Now, researchers say it was the hottest in 2,000 years, according to a new study published in the journal Nature that compares 2023 with a longer temperature record across most of the Northern Hemisphere. The study goes back to the year A.D. 1, using evidence from tree rings.
“That gives us the full picture of natural climate variability,” said Jan Esper, a climatologist at Johannes Gutenberg University in Mainz, Germany and lead author of the paper.
Extra greenhouse gases in the atmosphere from the burning of fossil fuels are responsible for most of the recent increases in Earth’s temperature, but other factors may have contributed to the extremity of the heat last year.
The average temperature from June through August 2023 was 2.20 degrees Celsius warmer than the average summer temperature between the years 1 and 1890, according to the researchers’ tree ring data.
And last summer was 2.07 degrees Celsius warmer than the average summer temperature between 1850 and 1900, the years typically considered the base line for the period before human-caused climate change.
The new study suggests that Earth’s natural temperature was cooler than this base line.
“This period is really not well covered with instruments,” Esper said, adding that “the tree rings can do really, really well.
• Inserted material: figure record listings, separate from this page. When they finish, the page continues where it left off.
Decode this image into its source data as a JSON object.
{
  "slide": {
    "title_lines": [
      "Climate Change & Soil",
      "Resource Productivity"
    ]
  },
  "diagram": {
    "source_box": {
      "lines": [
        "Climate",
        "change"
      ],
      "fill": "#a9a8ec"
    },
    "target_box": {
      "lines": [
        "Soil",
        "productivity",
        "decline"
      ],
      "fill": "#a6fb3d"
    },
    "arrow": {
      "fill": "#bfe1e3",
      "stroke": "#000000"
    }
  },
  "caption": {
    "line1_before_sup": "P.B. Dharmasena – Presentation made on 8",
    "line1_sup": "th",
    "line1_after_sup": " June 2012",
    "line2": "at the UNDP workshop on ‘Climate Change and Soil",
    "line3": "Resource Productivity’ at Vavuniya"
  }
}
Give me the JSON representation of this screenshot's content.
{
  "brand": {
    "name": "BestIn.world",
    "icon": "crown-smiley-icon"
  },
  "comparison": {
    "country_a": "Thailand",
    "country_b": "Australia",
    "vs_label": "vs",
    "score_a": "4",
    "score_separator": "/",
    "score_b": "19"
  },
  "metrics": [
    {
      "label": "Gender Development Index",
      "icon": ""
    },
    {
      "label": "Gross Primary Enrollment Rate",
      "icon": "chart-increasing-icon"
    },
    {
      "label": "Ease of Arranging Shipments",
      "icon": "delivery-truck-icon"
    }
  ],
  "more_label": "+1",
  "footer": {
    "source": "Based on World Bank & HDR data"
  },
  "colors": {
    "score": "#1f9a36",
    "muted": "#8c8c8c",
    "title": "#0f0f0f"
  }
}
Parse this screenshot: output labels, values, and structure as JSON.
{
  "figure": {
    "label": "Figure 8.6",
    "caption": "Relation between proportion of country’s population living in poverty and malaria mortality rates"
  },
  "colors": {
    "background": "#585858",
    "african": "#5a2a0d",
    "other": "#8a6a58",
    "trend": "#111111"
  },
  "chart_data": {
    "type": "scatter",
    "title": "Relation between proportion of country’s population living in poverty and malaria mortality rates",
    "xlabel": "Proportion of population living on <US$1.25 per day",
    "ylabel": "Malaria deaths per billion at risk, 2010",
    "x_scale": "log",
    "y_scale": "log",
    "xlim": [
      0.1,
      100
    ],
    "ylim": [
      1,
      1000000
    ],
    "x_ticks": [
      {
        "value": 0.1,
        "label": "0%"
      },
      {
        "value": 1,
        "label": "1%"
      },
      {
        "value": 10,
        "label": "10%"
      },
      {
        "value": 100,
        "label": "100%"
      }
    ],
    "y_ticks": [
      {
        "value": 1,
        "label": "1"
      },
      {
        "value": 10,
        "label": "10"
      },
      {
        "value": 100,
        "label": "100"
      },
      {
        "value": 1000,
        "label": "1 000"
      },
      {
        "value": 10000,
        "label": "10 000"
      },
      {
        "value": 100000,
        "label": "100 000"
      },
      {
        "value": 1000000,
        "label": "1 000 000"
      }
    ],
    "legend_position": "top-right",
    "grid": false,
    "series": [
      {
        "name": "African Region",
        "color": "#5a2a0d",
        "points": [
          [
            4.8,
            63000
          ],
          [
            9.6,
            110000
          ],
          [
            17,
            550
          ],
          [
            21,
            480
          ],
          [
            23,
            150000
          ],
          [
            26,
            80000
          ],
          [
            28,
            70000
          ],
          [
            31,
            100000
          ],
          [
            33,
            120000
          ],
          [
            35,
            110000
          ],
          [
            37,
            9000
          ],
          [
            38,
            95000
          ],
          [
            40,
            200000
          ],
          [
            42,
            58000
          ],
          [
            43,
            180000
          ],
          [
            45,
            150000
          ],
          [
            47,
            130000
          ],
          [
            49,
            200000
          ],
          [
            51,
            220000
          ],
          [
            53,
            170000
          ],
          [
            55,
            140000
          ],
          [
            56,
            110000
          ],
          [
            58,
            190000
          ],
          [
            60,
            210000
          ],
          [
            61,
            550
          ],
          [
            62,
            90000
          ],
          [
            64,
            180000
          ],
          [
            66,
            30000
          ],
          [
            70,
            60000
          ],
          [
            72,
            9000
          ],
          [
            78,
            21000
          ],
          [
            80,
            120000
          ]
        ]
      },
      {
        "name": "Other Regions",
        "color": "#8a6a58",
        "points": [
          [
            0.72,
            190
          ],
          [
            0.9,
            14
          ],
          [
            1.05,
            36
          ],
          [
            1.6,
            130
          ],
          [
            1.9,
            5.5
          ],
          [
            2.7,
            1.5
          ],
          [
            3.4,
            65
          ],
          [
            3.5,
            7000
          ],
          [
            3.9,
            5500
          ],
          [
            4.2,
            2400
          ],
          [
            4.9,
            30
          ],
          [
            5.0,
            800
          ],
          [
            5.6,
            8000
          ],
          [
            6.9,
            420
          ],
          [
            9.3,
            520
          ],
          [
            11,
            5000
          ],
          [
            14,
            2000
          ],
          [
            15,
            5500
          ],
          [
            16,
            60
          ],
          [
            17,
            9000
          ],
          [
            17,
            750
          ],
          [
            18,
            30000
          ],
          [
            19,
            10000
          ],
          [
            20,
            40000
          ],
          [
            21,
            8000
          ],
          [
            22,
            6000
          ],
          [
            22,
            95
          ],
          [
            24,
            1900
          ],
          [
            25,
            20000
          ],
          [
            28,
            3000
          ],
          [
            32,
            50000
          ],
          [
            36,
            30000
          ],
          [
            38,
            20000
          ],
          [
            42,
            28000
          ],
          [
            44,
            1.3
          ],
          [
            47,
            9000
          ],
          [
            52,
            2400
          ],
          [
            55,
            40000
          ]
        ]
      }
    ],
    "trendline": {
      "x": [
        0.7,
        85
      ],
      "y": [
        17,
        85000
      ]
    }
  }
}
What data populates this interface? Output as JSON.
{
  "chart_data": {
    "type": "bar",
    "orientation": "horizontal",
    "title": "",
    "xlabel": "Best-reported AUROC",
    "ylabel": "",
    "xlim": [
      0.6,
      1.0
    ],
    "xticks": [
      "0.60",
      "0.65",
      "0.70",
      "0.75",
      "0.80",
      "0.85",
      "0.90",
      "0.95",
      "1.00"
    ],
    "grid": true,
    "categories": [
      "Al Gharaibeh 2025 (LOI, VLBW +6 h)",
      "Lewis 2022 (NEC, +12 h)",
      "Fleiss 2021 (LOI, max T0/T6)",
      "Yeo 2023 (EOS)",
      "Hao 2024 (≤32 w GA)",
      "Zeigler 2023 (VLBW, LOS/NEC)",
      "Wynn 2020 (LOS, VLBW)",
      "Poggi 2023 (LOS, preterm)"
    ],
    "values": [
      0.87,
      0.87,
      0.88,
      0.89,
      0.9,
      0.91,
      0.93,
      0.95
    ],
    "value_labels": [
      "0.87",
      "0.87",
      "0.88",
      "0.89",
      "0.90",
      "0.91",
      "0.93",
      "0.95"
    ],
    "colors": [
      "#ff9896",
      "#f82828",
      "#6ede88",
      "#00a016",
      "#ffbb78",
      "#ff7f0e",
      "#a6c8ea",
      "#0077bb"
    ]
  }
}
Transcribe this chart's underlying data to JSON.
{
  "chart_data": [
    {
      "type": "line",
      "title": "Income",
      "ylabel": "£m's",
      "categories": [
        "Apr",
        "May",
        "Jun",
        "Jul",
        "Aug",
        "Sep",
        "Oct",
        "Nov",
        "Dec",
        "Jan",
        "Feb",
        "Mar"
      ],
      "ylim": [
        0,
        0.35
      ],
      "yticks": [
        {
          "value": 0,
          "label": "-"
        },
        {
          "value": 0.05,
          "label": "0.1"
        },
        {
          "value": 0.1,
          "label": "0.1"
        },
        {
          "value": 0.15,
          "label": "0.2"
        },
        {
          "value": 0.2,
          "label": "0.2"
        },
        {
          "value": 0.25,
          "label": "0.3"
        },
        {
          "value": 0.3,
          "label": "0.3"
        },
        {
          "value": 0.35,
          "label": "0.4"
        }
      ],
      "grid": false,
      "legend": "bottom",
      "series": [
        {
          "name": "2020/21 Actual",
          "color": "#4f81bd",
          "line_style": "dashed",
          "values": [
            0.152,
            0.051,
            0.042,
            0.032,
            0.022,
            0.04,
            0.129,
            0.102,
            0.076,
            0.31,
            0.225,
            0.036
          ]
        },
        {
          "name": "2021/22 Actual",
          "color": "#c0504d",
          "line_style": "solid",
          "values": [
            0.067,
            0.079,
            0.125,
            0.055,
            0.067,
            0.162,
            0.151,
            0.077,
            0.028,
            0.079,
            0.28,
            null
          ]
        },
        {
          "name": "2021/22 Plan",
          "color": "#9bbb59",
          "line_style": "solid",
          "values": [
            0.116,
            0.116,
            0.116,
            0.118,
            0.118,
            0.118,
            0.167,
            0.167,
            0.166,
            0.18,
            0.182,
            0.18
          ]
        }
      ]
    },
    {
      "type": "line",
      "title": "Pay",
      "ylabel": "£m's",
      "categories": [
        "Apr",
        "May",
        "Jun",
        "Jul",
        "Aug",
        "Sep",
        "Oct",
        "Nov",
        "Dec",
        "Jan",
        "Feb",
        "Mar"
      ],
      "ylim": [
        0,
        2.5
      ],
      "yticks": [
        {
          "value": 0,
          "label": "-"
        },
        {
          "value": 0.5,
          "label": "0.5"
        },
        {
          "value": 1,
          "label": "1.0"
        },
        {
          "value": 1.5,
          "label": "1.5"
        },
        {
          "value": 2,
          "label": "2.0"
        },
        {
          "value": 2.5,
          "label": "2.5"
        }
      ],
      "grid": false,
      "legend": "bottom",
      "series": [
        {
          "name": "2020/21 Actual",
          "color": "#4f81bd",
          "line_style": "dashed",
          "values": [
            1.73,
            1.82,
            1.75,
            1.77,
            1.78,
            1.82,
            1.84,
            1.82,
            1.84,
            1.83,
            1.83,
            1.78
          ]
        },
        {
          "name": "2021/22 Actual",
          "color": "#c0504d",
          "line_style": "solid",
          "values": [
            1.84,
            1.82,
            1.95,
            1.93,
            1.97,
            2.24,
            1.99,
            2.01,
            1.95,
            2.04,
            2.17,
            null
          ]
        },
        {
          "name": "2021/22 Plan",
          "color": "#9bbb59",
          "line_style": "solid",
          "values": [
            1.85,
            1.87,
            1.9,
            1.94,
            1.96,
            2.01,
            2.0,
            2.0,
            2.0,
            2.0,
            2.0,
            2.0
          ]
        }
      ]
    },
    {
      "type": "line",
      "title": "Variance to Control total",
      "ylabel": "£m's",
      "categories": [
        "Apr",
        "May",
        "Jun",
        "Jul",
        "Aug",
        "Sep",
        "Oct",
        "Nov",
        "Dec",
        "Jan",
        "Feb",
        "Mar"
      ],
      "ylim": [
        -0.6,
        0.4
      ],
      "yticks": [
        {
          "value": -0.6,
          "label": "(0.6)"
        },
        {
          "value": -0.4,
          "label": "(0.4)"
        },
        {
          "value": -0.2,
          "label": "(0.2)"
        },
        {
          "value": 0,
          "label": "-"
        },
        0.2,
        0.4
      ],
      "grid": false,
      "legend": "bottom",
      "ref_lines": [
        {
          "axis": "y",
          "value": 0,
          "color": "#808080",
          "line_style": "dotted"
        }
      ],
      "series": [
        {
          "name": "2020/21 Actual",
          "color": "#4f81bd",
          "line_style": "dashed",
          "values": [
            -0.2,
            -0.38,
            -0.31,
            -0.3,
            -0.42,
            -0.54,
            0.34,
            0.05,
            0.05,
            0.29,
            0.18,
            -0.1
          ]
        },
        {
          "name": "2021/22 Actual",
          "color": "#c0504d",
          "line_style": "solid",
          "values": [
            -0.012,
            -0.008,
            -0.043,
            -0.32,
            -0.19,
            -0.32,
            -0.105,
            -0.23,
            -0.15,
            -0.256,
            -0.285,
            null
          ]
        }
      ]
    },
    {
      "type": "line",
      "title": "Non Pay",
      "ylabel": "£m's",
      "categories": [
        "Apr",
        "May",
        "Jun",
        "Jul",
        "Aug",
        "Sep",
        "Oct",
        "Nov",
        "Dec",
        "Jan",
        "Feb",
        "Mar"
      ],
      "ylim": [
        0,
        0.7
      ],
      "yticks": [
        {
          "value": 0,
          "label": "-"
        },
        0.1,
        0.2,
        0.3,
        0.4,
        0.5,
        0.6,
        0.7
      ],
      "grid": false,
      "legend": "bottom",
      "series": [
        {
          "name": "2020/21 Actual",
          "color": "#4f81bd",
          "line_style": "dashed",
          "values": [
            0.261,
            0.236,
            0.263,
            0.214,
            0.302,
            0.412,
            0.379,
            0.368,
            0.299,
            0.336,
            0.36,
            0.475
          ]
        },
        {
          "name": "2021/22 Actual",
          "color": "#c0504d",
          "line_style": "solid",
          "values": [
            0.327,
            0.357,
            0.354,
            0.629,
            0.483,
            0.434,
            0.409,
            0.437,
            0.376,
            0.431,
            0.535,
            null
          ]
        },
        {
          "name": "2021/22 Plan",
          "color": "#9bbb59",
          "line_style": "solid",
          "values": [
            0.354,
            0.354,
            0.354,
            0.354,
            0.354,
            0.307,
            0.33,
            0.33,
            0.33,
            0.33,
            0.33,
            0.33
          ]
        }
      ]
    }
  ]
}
So we can use
subsntitudte this as a and even as a corrective.”
Trees grow wider each year in a distinct pattern of light-colored rings in spring and early summer, and darker rings in late summer and fall. Each pair of rings represents one year, and differences between the rings offer clues about changing environmental conditions.
This study compared temperatures in 2023 with a previously published reconstruction of temperatures over the past 2,000 years. More than a dozen groups collaborated to create this reconstruction.
Not everyone agrees that tree rings offer a more accurate picture of past temperatures than historical records do.
“It’s still an active area of research,” said Robert Rohde, lead scientist at Berkeley Earth. Rohde wasn’t directly involved in the new study, but his organization’s data was used. “This is not the first paper to come out suggesting that there’s a warm bias in the early instrumental period, by any means. But I don’t think it’s really resolved.”